Potrzeby zakresie usług rehabilitacyjnych są ogromne. Pacjenci na zabiegi czekają miesiącami. Dlatego 105. Kresowy Szpital Wojskowy chce rozszerzyć swoją ofertę.
– Narodowy Fundusz Zdrowia przymierza się do kontraktowania nowych umów i mamy sygnały, że jest możliwość finansowania dodatkowych usług w zakresie rehabilitacji – mówi Marek Femlak, zastępca dyrektora szpitala wojskowego. – Chcemy się do tego przygotować i mamy pomysł, żeby taką solidną, stacjonarną rehabilitację oraz rehabilitację ambulatoryjną zorganizować u nas.
Nie wszyscy sobie zdają sprawę z tego, że gdy kogoś dzisiaj boli kolano, to na rehabilitację nie pójdzie za trzy dni – może czekać w kolejce nawet pół roku. Mieszkańcy powiatów żarskiego i żagańskiego po udarach, czy operacjach, najbliższą rehabilitację stacjonarną znajdą w Zielonej Górze, Nowej Soli, albo w Sulechowie. A tam też trzeba czekać w długich kolejkach.
Nie tylko finanse
Zwiększenie dostępności pacjentów do usług medycznych to jedno. Druga rzecz, to kompleksowość usług. Szpital powinien zapewnić pacjentom wszystko, czego potrzebują, a rehabilitacja jest ważnym elementem w końcowym procesie leczenia.
Zdaniem doktora Femlaka rehabilitacja nie przynosi szpitalowi dochodów, ponieważ jej poziom finansowania odbiega od oczekiwań. Z tego punktu widzenia można by stwierdzić, że nie warto w nią inwestować. Szpital jednak nie może opierać się tylko i wyłącznie na wyniku finansowym. Jego misją jest zapewnienie opieki medycznej w jak najszerszym zakresie.
Inwestycja ze wsparciem
Na lokalizację nowego oddziału zaplanowano budynek nr 6, w którym obecnie mieści się laryngologia. Są wstępne wizualizacje i kosztorys wynoszący około 2 milionów złotych. Dzięki temu na planowanym oddziale może powstać około osiemnastu łóżek.

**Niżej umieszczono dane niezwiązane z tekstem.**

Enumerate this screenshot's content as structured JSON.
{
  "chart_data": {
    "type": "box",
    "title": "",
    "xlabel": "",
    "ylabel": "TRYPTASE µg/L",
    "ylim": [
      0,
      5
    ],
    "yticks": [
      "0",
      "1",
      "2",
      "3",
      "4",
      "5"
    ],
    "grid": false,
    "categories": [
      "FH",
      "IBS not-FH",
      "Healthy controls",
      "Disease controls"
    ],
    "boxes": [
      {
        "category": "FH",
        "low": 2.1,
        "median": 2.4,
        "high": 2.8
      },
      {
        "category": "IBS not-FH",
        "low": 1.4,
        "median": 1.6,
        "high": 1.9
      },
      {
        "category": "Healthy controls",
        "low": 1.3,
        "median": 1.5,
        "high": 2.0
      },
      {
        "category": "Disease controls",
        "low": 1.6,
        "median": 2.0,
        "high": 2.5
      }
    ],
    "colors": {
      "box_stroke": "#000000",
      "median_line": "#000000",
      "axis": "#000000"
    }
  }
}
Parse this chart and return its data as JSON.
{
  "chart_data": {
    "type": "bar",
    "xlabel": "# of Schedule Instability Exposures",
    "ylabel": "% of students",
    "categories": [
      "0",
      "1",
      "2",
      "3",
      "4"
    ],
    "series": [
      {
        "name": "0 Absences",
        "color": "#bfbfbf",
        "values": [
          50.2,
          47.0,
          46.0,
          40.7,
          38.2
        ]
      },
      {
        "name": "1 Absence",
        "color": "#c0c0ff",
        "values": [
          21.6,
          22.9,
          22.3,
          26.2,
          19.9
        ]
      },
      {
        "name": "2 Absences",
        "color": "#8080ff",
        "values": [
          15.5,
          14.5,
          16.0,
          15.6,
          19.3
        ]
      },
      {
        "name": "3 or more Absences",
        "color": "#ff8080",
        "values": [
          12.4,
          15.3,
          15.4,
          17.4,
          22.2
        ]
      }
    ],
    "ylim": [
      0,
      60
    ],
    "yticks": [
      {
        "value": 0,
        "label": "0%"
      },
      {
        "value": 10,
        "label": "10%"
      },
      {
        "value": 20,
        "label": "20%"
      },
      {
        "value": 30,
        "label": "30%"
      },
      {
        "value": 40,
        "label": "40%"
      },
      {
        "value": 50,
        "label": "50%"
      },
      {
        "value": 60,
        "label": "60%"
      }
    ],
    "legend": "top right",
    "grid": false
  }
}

– Na start tej inwestycji możemy sobie pozwolić i chcielibyśmy ją zakończyć jeszcze w tym roku, ale może się okazać, że będziemy też prosić o jakieś częściowe wsparcie samorządy lokalne – nie ukrywa Marek Femlak.
Ministerstwo oczekuje, że szpitale zaoferują pacjentom wszystko i takie będą preferowane. Stąd też inwestycje, które widzimy w naszych placówkach. Szpital 105. uruchomi rehabilitację, a Szpital na Wyspie rozbudowuje oddział dziecięcy i ginekologię. Z perspektywy chorego – tylko się cieszyć. Postęp w medycynie widać cały czas. Nowe możliwości leczenia, diagnozowania, doskonalsza aparatura. To wszystko sprawia, że żyjemy dłużej, w lepszej kondycji. Trzeba sobie też zdawać sprawę, że medyczna nowoczesność kosztuje więcej.
I paradoksalnie – możemy się lepiej wyleczyć, tylko czy wystarczy na to pieniędzy? Zbyt nisko opłacane procedury medyczne są zarzutem kierowanym pod adresem NFZ już nie od dziś. Żadnym pocieszeniem nie może być fakt, że kraje bogatsze od Polski również borykają się z tematem finansowania usług zdrowotnych. Miejmy jednak nadzieję, że większa dostępność usług skróci chociaż obecne kolejki.